I started towards the door, already pulling out my phone to find the number for C.A.R.E.—Colby Animal Rescue and Education—the organization that did its best to trap, spay, and neuter the large population of feral cats in town. Run out of someone’s garage, it operated on a shoestring budget, with just a few cages and two very brave women. I’d already had to call them twice this season, even though every packet I handed out at check-in had a page about not feeding the animals. Even the cute ones.

“I guess grilling is out of the question for the time being,” the woman said, as we got back to the landing.

“I’ll get someone here as soon as possible,” I said. I reached into my folder, searching around until I found a voucher for a dinner for two at Finz. “But tonight, why don’t you go out on us. Hopefully by tomorrow everything will be fine.”

“Oh,” she said. “That’s so nice! Thank you.”

“My pleasure,” I told her.

Another satisfied customer, I thought, as I walked back to my car. This was why I’d been working pretty much whenever I could lately. I needed distractions, problems I could easily solve. Wild cats were never ideal, but now, I’d gladly take them.

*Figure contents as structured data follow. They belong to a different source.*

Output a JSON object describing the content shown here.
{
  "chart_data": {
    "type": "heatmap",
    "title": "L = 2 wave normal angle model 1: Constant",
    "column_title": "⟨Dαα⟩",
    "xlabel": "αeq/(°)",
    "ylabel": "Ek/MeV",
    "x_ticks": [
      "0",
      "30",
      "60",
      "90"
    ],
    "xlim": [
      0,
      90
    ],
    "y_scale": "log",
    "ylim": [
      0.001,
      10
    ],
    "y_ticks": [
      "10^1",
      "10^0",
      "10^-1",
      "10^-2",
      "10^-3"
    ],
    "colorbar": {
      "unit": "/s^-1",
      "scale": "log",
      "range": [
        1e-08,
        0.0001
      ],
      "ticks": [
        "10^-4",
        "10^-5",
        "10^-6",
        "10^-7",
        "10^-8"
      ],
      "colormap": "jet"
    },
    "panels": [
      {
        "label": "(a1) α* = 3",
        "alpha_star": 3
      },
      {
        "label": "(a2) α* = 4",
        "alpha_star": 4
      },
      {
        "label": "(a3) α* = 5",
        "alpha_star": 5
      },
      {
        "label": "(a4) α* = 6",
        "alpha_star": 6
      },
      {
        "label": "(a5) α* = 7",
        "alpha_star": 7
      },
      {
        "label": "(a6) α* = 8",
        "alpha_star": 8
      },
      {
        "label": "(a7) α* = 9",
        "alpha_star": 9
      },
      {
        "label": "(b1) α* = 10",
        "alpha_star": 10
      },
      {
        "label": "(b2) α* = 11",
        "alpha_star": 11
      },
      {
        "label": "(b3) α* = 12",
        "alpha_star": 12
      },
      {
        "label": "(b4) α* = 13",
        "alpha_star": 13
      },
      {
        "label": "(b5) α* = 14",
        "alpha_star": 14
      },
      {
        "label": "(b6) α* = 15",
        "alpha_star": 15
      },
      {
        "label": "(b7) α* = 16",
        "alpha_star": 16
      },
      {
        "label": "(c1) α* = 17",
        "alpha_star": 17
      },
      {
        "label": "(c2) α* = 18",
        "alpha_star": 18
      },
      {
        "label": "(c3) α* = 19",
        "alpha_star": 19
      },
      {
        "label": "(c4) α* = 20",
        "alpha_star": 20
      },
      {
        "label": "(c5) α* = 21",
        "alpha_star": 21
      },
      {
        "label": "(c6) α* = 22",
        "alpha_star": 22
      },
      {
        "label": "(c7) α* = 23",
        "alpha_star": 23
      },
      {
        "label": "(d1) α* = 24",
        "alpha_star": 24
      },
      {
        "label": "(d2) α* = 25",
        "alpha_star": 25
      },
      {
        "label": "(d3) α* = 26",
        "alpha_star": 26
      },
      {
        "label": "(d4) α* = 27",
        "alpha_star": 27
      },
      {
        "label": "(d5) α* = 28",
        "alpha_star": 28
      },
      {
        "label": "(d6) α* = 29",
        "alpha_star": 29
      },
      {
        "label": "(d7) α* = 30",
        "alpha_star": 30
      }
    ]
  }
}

It had been about a week since Theo’s big news at the Pavilion, and things hadn’t gone exactly as planned. At breakfast the following morning he was not offered the job, as he’d envisioned. Instead, Clyde asked for his help going through the work that had been in storage and piled up in a shed behind his house. In typical Theo style, he did not see this as a setback. Instead, he explained to me, it was Clyde’s way of trying him out, testing his mettle, before handing over the real prize. That would happen a few days from now, at the press conference/cocktail party he and Ivy had planned before their split to celebrate the end of filming and the tour announcement. Between now and then, all he had to do was make himself indispensable, bond further with Clyde, and cement his standing as the most knowledgeable about the work, other than the artist himself.